Pastor Garland Hunt of The Father's House in Atlanta once served as president of Prison Fellowship and on the Georgia state board of pardons and paroles.
He says while there are flaws in the criminal justice system, cash bail is needed in cases involving major crimes.
"If you've been consistently having assault charges, violent homicides and all this, trespassing, kidnappings, rapes, those kinds of people need more accountability because they also become a greater risk after bail – they could run, they could not come back," Hunt told CBN News.
As a former magistrate, Trammell is familiar with how the cash bail. She says low-income people can't always pay cash bail and end up having to stay in jail until trial, something she believes creates a two-tiered justice system.
"Money is not a great way to determine risk," Trammell explained. "So, you could have someone who is high risk who can pay a high sum to get out and you can have someone who is low risk who just doesn't have access to cash."
Trammell also pointed out other solutions that are fairer that don't raise safety concerns.
"Jurisdictions across the country are testing things like text reminders," she said. "Often people fail to appear for court for a variety of reasons that don't include committing any crime.
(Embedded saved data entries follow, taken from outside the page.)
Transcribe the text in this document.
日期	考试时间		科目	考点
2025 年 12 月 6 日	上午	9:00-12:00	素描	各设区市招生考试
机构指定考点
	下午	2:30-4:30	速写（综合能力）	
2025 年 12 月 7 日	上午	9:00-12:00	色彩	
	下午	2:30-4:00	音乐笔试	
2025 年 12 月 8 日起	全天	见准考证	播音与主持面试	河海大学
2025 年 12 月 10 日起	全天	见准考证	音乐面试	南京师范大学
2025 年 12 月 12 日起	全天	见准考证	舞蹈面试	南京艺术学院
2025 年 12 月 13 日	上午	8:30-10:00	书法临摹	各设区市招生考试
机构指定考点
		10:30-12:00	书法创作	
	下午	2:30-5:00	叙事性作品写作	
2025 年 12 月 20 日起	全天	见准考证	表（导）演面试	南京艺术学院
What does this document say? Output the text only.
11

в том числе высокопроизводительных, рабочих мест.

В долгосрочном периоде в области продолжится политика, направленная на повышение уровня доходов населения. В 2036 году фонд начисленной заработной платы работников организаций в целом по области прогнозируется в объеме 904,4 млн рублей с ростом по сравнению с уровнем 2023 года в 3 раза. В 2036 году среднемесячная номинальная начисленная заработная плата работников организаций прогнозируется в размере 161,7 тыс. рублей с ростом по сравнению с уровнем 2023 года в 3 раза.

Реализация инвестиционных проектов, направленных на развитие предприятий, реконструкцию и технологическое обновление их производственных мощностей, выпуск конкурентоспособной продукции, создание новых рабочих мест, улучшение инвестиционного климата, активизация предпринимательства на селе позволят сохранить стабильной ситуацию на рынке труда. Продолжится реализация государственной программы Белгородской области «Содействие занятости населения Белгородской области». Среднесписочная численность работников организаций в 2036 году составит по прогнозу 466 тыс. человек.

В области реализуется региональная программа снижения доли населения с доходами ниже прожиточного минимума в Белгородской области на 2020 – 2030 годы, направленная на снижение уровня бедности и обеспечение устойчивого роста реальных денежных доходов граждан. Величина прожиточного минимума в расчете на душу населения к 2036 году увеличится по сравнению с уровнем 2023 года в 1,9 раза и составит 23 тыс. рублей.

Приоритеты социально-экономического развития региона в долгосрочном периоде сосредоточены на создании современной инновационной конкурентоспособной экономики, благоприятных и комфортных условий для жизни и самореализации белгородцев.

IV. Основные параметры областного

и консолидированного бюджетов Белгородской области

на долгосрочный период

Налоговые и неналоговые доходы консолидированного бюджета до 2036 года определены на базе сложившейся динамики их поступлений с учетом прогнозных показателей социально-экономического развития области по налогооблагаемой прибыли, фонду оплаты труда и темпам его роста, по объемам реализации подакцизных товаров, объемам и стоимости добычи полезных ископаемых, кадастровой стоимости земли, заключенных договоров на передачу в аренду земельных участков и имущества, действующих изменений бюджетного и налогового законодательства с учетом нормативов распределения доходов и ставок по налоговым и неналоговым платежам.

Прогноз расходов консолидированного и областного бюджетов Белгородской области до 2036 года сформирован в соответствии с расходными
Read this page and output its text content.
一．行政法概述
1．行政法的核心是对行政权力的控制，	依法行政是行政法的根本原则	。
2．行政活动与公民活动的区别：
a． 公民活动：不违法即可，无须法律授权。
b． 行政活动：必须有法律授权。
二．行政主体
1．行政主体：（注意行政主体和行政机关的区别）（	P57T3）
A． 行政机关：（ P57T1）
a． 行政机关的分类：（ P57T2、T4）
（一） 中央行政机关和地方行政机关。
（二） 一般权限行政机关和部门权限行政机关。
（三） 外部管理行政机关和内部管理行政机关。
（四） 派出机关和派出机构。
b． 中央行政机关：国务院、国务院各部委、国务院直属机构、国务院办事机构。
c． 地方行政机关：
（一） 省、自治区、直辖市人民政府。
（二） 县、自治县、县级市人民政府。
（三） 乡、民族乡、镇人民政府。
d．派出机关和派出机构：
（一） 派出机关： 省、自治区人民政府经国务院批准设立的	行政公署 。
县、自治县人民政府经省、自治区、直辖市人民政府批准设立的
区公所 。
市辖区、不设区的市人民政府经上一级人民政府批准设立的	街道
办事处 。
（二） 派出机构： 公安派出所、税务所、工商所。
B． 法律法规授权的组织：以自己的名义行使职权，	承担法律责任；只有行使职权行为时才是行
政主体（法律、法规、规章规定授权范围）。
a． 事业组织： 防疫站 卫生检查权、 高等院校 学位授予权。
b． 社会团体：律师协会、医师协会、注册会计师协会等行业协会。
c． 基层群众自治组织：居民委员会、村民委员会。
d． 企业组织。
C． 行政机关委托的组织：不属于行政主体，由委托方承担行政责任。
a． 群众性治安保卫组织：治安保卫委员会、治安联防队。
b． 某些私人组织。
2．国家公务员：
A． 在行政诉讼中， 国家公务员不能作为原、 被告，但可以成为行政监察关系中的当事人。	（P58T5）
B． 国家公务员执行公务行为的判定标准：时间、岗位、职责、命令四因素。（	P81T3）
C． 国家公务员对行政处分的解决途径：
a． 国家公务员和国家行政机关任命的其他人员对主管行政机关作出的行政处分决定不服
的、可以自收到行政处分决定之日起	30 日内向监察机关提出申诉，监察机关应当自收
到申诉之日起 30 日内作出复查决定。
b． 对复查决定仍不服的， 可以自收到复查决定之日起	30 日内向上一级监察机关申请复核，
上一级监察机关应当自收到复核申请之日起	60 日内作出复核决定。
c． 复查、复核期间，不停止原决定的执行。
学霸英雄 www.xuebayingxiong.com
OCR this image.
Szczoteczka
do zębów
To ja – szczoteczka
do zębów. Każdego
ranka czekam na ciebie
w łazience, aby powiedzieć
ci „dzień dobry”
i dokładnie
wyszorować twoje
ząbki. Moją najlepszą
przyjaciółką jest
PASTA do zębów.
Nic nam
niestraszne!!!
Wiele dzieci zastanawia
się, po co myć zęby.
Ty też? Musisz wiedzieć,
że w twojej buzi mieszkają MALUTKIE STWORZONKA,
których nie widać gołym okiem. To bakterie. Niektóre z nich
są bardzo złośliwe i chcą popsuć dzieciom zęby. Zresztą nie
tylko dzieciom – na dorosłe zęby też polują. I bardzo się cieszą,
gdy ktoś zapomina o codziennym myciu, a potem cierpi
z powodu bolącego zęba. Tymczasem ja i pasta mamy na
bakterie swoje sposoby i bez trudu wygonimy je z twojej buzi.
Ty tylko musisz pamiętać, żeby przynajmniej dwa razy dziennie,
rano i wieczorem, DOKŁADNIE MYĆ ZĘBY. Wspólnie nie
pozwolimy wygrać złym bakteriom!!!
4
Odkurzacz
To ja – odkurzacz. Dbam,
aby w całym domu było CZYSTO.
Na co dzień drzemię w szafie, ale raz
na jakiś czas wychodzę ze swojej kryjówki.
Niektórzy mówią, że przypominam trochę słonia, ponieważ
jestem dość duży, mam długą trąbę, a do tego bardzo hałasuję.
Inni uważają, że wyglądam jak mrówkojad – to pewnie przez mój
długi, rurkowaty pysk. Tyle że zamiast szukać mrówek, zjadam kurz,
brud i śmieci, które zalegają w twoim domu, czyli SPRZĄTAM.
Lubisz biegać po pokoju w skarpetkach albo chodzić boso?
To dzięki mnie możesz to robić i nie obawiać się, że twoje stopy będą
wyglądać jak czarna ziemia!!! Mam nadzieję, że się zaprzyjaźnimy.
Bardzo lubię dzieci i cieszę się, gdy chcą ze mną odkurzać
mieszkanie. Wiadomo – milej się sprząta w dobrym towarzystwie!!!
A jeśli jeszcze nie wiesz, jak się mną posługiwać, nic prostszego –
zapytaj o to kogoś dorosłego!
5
So things like text reminders for low-risk defendants help them get to trial on time and not get deeper in the system."
According to the Prison Policy Initiative, there are also stark racial disparities surrounding pre-trial detention rates.
"In large urban areas, young black felony defendants are about fifty percent more likely than white defendants to be held pretrial," the group said.
"People carry their biases into the courtroom – whether it's public defender, whether it's the district attorney, whether it's a judge," said Hunt. 'And so, when the biases are there; could be even law enforcement – that's because we're all human – we bring our humanity into whatever our field is."
Hunt said the media's portrayal of minorities also adds to the problem.
"When they show a lot of bad things that are happening, violent things happening, usually it's about 60 to 70 percent black faces," Hunt explained.
He added, "So, what happens in the mind of law enforcement, politicians, DAs, judges are, that that's where the trouble is as opposed to a maybe a person in suburban area? Maybe they were driving drunk but they're driving a nice car, it's a different environment."
Those are all reasons why Hunt believes the church's voice is needed for healing and confronting inequities in the system.
"The fact that we use incarceration as much as we do – we're not talking about trying to change people," said Hunt. The cycle of recidivism is like 60 percent after three years – goes right back into the system. So how do we adjust that? That's the responsibility of not only the criminal justice system but also the church."
It is a sentiment that Trammell shares.
"My faith compels me to have an answer for them even if that answer is just coming alongside them and helping them through the process that is the justice process," said Trammell.
It is a process that many agree should provide safe communities and equity for all Americans.